Occupation anarchique des trottoirs à El Jadida

La capitale de la région des Doukkala perd de plus en plus de son prestige comme station balnéaire. Avant, rien n’égalait une promenade à pied dans les artères d’El-Jadida, que les brises de l’océan rendaient encore plus agréable. Aujourd’hui, les temps ont changé. Les trottoirs de la ville aussi.
Au centre-ville et dans les coins les plus animés, d’une manière générale, ce sont les cafetiers qui profitent de ce privilège. Plus encore, les propriétaires de cafés vont même jusqu’à interdire le stationnement des voitures devant leurs commerces en installant des caisses ou tout autre obstacle. Comme si cela faisait partie de leur propriété! Le plus souvent, ce sont des automobilistes qui y placent leurs engins. Le pauvre piéton, privé de son passage sécurisant, se voit contraint d’emprunter la chaussée. À ses risques et périls!

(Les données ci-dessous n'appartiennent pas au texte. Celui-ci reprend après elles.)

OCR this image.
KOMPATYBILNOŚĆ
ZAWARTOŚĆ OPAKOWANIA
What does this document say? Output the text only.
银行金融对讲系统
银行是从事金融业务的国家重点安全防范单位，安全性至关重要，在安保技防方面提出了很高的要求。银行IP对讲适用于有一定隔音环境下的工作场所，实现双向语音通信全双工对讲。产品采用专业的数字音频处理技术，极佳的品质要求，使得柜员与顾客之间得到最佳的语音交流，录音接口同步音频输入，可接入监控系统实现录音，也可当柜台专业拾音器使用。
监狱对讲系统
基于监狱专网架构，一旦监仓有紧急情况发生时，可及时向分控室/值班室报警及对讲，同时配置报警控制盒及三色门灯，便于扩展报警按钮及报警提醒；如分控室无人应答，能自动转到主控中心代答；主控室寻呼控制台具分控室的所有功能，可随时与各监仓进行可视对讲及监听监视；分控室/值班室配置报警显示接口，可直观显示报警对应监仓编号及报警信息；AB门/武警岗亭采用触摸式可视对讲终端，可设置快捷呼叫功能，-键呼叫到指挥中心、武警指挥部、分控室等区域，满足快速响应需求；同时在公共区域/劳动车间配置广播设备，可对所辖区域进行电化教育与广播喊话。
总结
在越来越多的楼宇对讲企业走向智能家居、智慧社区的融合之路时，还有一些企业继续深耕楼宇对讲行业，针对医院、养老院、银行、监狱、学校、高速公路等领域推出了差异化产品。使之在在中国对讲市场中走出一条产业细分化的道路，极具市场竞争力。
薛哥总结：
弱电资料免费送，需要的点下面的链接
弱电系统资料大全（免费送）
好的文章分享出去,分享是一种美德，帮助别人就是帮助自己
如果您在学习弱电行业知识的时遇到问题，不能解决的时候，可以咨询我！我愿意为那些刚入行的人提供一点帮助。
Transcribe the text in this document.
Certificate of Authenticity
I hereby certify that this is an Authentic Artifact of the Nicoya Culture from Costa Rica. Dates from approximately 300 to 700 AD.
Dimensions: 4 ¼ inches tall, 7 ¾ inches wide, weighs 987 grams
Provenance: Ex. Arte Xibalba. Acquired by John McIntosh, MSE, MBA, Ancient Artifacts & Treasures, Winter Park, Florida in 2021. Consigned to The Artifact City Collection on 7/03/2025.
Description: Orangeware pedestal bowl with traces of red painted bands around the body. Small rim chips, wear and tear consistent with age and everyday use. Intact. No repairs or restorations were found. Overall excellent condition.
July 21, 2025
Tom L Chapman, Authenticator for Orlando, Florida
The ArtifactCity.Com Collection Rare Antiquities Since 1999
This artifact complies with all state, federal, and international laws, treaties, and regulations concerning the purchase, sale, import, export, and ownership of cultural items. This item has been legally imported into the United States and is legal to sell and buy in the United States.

C’est durant l’été que la ville d’El-Jadida revêt de l’importance. Une fois, les vacances finies, elle est négligée pendant le reste de l’année. Mais la population de la ville n’en profite pas vraiment. Des chaussées larges servent aujourd’hui de terrains pour les amateurs du football. De véritables matchs y sont organisés. De jour comme de nuit.Sans se soucier des risques et des dangers qu’ils encourent,eux-même d’abord,et auxquels ils font exposer les autres. A défaut d’être percutés par un automobiliste, ces inconscients risquent,à tout moment,de nuire aux habitants avoisinant ces terrains de fortune et aux passants. Il arrive des fois qu’un ballon tiré puissamment pourrait, par exemple, casser un carreau ou causer un mal à un enfant,à une personne âgée ou à une femme enceinte.
Malheureusement, ces jeunes gens n’ont pas d’autre alternative.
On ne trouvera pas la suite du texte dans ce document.